GREENSBURG – Friends of a North Decatur High School sophomore who was killed in a two-vehicle accident Tuesday remembered the 15-year-old as sweet, bold and carefree – with an adventurous spirit thrown in for good measure.
Above all, they remembered Lindsay K. Noah as a devoted friend whose personality embraced everyone she met.
The Greensburg resident lost her life when the eastbound car she was riding in just before 6 p.m. on County Road 500N failed to stop at the State Road 3 intersection, according to the Decatur County Sheriff’s Department. The driver (her 18-year-old brother) went through the stop sign and into the path of a pickup truck.
Many of the girl’s classmates heard about the death that night through social media outlets, including Facebook and Twitter. But facing the reality the next morning was still difficult for many who cried, hugged and reminisced on a day of final exams.
Carmen Zavala, a sophomore, said the death of her friend was so distressing that she had to read each question on one of her exams about five times to understand it.

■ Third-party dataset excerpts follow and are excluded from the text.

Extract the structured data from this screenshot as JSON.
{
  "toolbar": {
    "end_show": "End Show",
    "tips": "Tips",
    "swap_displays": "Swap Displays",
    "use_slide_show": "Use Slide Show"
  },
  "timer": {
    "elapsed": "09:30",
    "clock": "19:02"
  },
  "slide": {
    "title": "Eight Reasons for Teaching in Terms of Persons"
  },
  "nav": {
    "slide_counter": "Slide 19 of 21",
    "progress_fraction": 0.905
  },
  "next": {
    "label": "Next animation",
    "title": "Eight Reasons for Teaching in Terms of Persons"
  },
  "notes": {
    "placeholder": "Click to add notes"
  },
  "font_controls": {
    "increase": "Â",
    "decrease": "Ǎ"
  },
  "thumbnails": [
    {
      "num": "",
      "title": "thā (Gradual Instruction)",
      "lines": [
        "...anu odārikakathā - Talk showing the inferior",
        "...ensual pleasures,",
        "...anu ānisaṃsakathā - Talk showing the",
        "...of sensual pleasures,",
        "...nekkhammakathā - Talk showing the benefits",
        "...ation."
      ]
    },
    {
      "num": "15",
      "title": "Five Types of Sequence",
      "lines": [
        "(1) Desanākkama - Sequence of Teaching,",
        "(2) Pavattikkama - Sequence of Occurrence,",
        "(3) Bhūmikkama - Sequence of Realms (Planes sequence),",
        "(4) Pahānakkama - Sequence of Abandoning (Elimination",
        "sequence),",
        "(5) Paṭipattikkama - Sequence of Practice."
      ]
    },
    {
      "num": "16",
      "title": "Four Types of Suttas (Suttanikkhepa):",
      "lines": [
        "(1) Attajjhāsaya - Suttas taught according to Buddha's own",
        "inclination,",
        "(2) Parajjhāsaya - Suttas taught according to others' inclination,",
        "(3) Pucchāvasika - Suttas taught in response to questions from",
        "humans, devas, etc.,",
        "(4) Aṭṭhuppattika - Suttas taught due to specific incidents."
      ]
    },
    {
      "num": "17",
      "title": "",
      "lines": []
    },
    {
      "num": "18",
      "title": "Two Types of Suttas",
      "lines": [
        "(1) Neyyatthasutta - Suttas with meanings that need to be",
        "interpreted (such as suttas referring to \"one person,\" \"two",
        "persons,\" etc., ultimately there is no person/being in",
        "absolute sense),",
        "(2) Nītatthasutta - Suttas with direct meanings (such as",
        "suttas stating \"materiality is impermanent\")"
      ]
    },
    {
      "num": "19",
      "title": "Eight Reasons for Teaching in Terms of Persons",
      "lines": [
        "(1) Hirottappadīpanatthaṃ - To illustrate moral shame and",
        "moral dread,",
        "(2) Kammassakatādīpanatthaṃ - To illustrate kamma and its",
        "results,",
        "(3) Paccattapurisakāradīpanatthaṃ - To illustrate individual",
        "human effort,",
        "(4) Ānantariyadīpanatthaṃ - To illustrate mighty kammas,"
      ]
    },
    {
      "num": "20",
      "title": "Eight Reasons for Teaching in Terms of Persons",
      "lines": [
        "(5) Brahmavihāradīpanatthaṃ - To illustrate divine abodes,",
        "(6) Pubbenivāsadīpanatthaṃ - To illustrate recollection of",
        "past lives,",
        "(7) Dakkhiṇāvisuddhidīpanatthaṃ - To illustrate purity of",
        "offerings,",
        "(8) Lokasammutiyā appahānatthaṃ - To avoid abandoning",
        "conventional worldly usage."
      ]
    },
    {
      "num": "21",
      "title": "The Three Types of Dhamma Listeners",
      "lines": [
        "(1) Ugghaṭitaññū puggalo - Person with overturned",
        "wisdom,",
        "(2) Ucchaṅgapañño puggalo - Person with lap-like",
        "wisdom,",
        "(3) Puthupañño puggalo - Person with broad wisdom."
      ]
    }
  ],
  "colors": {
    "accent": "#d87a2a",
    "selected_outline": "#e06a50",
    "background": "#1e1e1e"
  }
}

The school put its two counselors to work, brought in another from South Decatur High School and hosted a St. Maurice Catholic Church youth minister to meet with students who needed to talk, North principal Gary Cook said.
Jackie Blair, who was Noah’s counselor, said counselors were available to distraught students who swung by their offices between classes. They also reached out in some cases to students who they knew would be having a hard time but wouldn’t necessarily take the proactive step of seeking emotional support on their own.
Providing a challenge was that class finals were scheduled for Wednesday. As such, teachers who were upset about the death themselves, had the added challenge of getting students to relax enough to take the test and perform to their fullest abilities.
In most cases, the students were able to do so, even in the class where Lindsay would have been taking a first-period English final with them. In a couple of other cases, students were excused from the test until later this week due to their close relationship with Lindsay and the likelihood that they would not be able to concentrate.
“I told my students (who were crying) at the beginning of class that they could go to the restrooms to wash their faces for a few minutes,” English teacher Shirley Stotts said. “Six or seven did that. Then I tried to build a sense of normalcy.”
Fortunately, the school day ended at 2:25 p.m. instead of the usual 3:25 p.m. because of a previously designated early release day. But students still found time to try to dry their eyes long enough to laugh a little as they remembered their friend’s unique humor.
Maddie Ryle, who was Lindsay’s best friend, said she last saw Lindsay at her fun-loving best the day of the accident. She and other friends fondly remembered the day Lindsay hosted a party for her own 15th birthday and climbed on top of a van to “car surf.”
The antics were immortalized in the school yearbook.
“She could always make people laugh,” Ryle said.